In Tag Manager, click Preview in the top-right corner.
Enter the URL of your Lead Capture Form or Online Scheduling Service and connect.
Your form or scheduling page opens in a new window with Tag Manager's Tag Assistant attached.
As you load the page and submit the form (or make a booking), you'll see the 17hats events (such as page_view, view_item, and generate_lead) appear in the event timeline on the left.
Click an event to confirm your tags fired and to view the parameters 17hats sent in the data layer.
This is the best way to confirm everything is wired up correctly before publishing your container.
How are embedded forms tracked?
You can embed your Lead Capture Form and Online Scheduling on your own website. When you look at the data in Tag Manager, the page information will reflect the 17hats form or scheduling page, not the page you embedded it on.
For example, if you embed a Lead Capture Form on your homepage, the page location reported with the event will be the URL of the 17hats form, not the URL of your homepage.

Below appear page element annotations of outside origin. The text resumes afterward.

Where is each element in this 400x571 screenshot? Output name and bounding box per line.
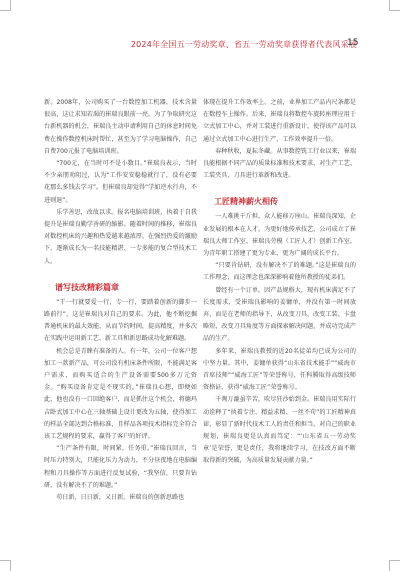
paragraph: 一人难挑千斤担，众人能移万座山。崔瑞良深知，企业发展的根本在人才。为更好地传承技… [203, 211, 356, 260]
paragraph: 苟日新，日日新，又日新。崔瑞良的创新思路也 [44, 492, 197, 504]
running-header: 2024年全国五一劳动奖章、省五一劳动奖章获得者代表风采展 [0, 39, 357, 50]
paragraph: 乐学善思，改故以求。报名电脑培训班，执着于自我提升是崔瑞良勤学善研的缩影。随着时… [44, 207, 197, 268]
crop-mark-bottom-right [389, 560, 400, 571]
crop-mark-top-right [389, 0, 400, 11]
crop-mark-bottom-left [0, 560, 11, 571]
right-column: 体现在提升工作效率上。之前，业界加工产品内尺条都是在数控车上操作。后来，崔瑞良将… [203, 97, 356, 468]
paragraph: 新。2008年，公司购买了一台数控加工机器，技术含量很高，这让求知若渴的崔瑞良眼… [44, 97, 197, 158]
section-heading: 谱写技改精彩篇章 [44, 282, 197, 294]
paragraph: 曾经有一个订单，因产品规格大，现有机床满足不了长度需求，受崔瑞良影响的姜镛单，并… [203, 285, 356, 346]
left-column: 新。2008年，公司购买了一台数控加工机器，技术含量很高，这让求知若渴的崔瑞良眼… [44, 97, 197, 504]
paragraph: 多年来，崔瑞良教授的近20名徒弟均已成为公司的中坚力量。其中，姜镛单获得“山东省… [203, 346, 356, 395]
paragraph: 体现在提升工作效率上。之前，业界加工产品内尺条都是在数控车上操作。后来，崔瑞良将… [203, 97, 356, 146]
page-number: 15 [347, 38, 358, 48]
paragraph: 千淘万漉虽辛苦，吹尽狂沙始到金。崔瑞良用实际行动诠释了“执着专注、精益求精、一丝… [203, 394, 356, 467]
paragraph: 春种秋收，夏耘冬藏。从事数控铣工行业以来，崔瑞良能根据不同产品的质量标准和技术要… [203, 146, 356, 183]
paragraph: “700元，在当时可不是小数目。”崔瑞良表示，当时不少亲朋劝阻过，认为“工作安安… [44, 158, 197, 207]
paragraph: 机会总是青睐有准备的人。有一年，公司一位客户想加工一款新产品，可公司没有机床条件… [44, 346, 197, 444]
paragraph: “只要肯钻研，没有解决不了的难题。”这是崔瑞良的工作理念，而这理念也深深影响着他… [203, 260, 356, 284]
crop-mark-top-left [0, 0, 11, 11]
paragraph: “干一行就要爱一行，专一行，要踏着创新的脚步一路前行”，这是崔瑞良对自己的要求。… [44, 297, 197, 346]
section-heading: 工匠精神薪火相传 [203, 196, 356, 208]
paragraph: “生产条件有限，时间紧，任务重。”崔瑞良回言，当时压力特别大，只能化压力为动力，… [44, 443, 197, 492]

A Note on Google Analytics
Google Tag Manager and Google Analytics are not the same thing, and you don't have to choose one instead of the other. Tag Manager is the delivery and management system; Google Analytics is one of the destinations you can send data to. Many businesses use Tag Manager specifically to feed Google Analytics, along with their other tools, from a single place. If Google Analytics is the only destination you care about, the simpler GA4 option in 17hats may be all you need. See Google Analytics for 17hats Online Scheduling and Lead Capture Forms for those instructions.